Detailed Description:
– Tenstorrent, a startup focusing on AI infrastructure and led by semiconductor expert Jim Keller, has secured $693 million in funding, indicating strong investor support for its plans.
– The company is leveraging the RISC-V instruction set architecture (ISA), which is permissively licensed and allows for both open-source and proprietary developments without royalty fees.
– RISC-V has seen broad adoption since its introduction in 2010, presenting itself as an attractive alternative to proprietary ISAs from companies like Arm, especially for microcontrollers and SoCs.
– Tenstorrent’s Blackhole accelerators consist of 768 RISC-V cores, including 16 high-performance cores for Linux operations and 752 smaller cores designated for memory and system management, showcasing a unique assembly for maximizing AI compute capabilities.

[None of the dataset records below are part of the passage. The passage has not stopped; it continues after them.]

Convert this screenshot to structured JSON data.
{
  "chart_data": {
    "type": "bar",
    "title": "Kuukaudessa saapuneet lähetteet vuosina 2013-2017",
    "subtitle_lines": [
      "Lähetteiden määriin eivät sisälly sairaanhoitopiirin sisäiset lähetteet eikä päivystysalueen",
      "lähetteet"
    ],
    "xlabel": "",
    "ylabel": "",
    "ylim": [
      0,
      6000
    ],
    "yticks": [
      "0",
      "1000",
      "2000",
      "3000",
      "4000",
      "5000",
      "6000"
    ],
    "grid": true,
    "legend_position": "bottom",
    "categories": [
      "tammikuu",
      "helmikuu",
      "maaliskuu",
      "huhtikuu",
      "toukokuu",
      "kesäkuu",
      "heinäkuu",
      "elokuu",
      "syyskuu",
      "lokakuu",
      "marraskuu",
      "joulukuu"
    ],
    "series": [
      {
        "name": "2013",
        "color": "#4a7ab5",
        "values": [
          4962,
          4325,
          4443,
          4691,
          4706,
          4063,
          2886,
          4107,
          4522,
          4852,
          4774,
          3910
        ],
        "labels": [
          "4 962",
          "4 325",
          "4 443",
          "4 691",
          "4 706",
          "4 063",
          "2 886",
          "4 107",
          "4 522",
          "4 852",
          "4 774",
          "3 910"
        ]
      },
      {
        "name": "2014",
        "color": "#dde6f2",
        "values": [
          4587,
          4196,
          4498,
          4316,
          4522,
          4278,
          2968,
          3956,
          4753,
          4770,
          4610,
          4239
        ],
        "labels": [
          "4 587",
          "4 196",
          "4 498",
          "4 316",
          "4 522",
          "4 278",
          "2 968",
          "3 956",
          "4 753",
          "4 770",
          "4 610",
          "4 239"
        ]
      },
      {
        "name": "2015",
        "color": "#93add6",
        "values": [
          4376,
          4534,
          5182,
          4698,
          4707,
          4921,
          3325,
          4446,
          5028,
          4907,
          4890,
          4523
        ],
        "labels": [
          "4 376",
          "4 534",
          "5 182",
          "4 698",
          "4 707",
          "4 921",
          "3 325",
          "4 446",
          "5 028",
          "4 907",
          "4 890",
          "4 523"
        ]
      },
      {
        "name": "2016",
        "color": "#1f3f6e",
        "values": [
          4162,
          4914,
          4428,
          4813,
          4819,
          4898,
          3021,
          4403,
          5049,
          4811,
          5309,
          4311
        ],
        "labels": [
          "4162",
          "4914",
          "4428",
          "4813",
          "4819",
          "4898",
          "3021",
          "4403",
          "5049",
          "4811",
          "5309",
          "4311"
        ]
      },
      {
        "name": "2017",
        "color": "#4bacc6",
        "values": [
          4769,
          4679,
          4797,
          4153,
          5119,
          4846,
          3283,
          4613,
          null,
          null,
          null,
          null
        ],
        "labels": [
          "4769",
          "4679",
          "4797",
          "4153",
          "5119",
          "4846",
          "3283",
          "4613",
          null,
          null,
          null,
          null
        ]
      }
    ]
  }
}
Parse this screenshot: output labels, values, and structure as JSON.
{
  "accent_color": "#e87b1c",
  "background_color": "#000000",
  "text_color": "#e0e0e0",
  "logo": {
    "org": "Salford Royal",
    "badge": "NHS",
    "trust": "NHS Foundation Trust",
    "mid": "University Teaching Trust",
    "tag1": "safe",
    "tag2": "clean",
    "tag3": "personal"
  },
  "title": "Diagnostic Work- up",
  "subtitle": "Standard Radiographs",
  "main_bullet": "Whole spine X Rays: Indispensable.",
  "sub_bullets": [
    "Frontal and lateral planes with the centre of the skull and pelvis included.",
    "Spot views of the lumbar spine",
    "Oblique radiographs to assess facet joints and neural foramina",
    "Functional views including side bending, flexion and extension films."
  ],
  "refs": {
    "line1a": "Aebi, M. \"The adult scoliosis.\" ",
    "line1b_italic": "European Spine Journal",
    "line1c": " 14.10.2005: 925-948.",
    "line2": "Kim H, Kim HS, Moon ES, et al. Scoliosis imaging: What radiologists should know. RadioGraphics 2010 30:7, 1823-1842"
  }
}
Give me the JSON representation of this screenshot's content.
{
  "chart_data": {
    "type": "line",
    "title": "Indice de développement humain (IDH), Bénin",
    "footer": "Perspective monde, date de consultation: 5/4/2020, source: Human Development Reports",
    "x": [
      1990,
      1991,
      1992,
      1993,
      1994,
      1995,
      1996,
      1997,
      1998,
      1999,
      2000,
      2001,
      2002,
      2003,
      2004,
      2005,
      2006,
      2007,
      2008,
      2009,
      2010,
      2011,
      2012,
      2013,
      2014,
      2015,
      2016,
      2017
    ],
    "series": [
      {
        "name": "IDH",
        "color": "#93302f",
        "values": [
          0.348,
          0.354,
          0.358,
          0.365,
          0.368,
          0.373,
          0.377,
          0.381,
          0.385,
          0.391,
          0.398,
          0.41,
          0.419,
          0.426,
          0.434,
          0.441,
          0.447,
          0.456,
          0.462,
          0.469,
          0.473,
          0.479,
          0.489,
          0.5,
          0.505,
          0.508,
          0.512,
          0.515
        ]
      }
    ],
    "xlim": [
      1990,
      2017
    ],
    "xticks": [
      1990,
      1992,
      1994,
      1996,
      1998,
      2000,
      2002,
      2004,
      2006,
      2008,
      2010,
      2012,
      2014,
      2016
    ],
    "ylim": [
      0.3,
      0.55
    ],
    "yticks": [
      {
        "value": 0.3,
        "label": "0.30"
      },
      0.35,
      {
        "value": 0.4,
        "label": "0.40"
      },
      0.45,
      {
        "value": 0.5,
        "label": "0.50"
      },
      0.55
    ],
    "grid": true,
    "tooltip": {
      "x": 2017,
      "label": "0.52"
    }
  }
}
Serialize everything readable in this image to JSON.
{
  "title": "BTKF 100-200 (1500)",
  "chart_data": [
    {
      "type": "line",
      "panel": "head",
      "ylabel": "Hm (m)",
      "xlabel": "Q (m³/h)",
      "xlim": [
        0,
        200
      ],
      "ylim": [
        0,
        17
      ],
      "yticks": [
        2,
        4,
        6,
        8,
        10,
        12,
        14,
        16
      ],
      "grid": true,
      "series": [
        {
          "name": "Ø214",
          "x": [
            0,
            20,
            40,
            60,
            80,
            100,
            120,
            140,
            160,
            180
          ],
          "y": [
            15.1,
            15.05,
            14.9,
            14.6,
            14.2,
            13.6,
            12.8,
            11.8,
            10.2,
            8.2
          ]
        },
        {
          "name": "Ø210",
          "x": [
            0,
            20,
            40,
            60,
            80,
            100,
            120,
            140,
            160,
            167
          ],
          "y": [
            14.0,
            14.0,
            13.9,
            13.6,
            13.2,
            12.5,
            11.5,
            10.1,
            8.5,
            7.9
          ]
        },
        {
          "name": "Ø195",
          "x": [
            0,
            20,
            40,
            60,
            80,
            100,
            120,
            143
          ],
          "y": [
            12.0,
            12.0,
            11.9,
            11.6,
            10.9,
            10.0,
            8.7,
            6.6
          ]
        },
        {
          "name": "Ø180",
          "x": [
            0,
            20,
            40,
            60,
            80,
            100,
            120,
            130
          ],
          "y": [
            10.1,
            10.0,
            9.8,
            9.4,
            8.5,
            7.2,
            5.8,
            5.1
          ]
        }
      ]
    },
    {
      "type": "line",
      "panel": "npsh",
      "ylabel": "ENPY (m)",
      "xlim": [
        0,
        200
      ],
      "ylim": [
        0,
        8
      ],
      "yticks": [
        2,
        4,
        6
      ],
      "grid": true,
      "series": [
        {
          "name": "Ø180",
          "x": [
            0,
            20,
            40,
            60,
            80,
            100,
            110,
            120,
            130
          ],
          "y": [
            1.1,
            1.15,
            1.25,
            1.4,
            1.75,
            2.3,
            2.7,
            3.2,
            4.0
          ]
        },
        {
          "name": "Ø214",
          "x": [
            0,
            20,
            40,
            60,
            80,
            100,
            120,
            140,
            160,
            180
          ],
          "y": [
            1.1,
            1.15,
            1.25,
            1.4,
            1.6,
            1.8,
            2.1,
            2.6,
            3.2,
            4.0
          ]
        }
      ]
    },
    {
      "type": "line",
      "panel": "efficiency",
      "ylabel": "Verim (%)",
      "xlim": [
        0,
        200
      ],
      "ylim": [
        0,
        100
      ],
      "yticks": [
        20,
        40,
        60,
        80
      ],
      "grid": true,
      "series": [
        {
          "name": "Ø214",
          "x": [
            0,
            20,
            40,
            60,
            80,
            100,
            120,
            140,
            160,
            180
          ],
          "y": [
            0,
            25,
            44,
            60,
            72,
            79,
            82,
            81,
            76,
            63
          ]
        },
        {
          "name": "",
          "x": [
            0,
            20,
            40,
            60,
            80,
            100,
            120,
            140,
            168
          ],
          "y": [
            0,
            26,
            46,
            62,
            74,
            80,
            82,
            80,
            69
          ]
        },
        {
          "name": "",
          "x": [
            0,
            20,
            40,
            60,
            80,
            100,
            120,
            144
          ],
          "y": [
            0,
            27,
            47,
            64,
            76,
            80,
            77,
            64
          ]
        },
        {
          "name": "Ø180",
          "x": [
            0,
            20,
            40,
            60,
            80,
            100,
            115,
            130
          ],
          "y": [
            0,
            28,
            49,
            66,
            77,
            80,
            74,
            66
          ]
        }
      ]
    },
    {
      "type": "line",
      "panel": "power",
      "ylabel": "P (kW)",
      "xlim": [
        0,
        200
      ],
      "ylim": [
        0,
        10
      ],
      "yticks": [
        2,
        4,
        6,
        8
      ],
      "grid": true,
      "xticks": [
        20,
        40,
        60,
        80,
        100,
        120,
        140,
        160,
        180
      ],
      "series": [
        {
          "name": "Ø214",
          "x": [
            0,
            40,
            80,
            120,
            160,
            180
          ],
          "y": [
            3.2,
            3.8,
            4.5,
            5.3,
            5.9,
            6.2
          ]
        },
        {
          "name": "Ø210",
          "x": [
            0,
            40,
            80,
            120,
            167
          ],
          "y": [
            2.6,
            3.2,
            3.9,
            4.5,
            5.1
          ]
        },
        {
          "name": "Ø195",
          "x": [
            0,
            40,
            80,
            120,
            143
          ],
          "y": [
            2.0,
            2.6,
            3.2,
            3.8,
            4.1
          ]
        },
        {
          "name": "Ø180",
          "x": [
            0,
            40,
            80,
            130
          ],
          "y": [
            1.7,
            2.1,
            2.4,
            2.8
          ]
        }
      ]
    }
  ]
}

– The Blackhole architecture is engineered for peak performance of up to 745 teraFLOPS at FP8, positioning it slightly ahead of Nvidia’s existing solutions in terms of speed, although with less memory capacity.
– The accelerators will be integrated into Tenstorrent’s Blackhole Galaxy appliance, promising a significant total compute performance of 23.8 petaFLOPS.
– The funding garnered will not only enhance hardware development but also support the creation of an AI development cloud and an open-source software stack, indicating a commitment to a comprehensive AI ecosystem.
– Tenstorrent’s proactive approach contrasts with competitors like SiFive and Google, which also utilize RISC-V but focus more on licensing and custom chip design rather than full-scale hardware production.
Overall, this development reflects growing trends in AI hardware using open architectures, offering insights for security and compliance professionals about emerging technologies interpreting RISC-V’s role in secure AI infrastructure and the implications of its open licensing model.